Rwandan star in collabo with Ugandan artist

Renowned US based Rwandan artiste Jean Paul Samputu is set to record a single with Ugandan stars Juliana Kanyomozi and Joseph Mayanja also popularly known as Chameleon. The reconciliation song comes amid Samputu’s intense efforts to promote peace and reconciliation not only in Rwanda but also in the region. It is expected to be ready by Easter.

Friday, February 13, 2009
Music maestro: Jean Paul Samputu.

Renowned US based Rwandan artiste Jean Paul Samputu is set to record a single with Ugandan stars Juliana Kanyomozi and Joseph Mayanja also popularly known as Chameleon.

The reconciliation song comes amid Samputu’s intense efforts to promote peace and reconciliation not only in Rwanda but also in the region. It is expected to be ready by Easter.

Apart from the historic wars that have rocked the region in the past decades, the instability that has marred the countries’ leaderships is what brought the trio together to preach reconciliation through entertainment.

Chameleon confirmed this development and hailed Samputu for the talent and effort to restore a country whose people had been torn apart by the Genocide fifteen years ago.

Plans were underway to record the duo in the US when Chameleon was injured in an accident that left both his legs broken.

He fell off the third floor of a hotel in Arusha after a performance and was hospitalized for over two months but has since regained fitness and ready to hit the road to fame again.

"I am now feeling very much better and have patiently waited for the opportunity and now is the time,” Chameleon proudly said.

Samputu who is currently in the country for a one week campaign to promote forgiveness as a tool to achieve sustainable peace and development said that it was a chance for him to also capture the East African market. He is more famous in Europe than in his own home and Samputu is determined to change the trend.

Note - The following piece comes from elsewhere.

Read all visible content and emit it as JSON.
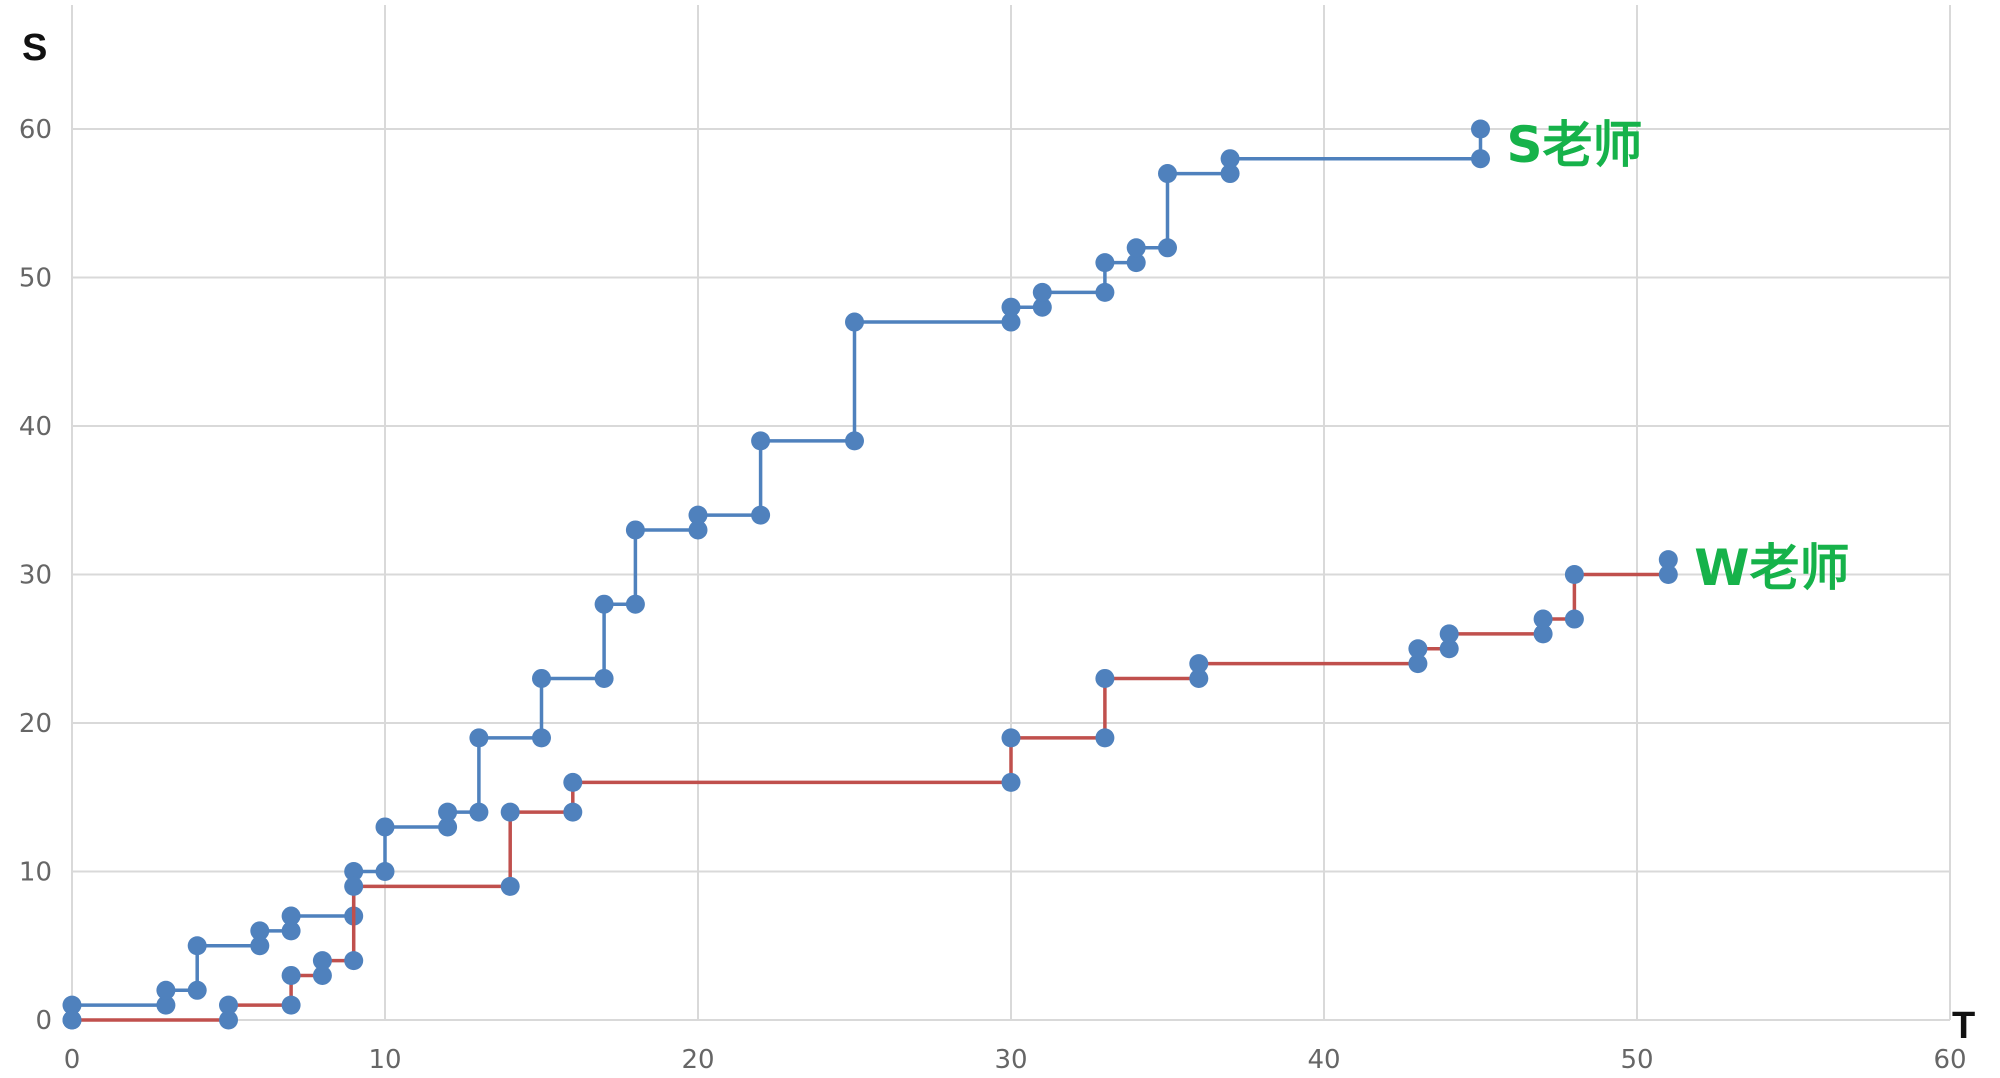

"I had died in grief but my resurrection was after I forgave those who killed my relatives in the genocide. I then realized that producing a song would have a greater impact to rejoin our divided societies,” Samputu said in an interview.

Vincent Ntakirutimana killed Samputu’s father in 1994 but surprisingly after confessing, pleading guilty and serving his punishment, the duo are travelling the world practically showing the world the power of true forgiveness.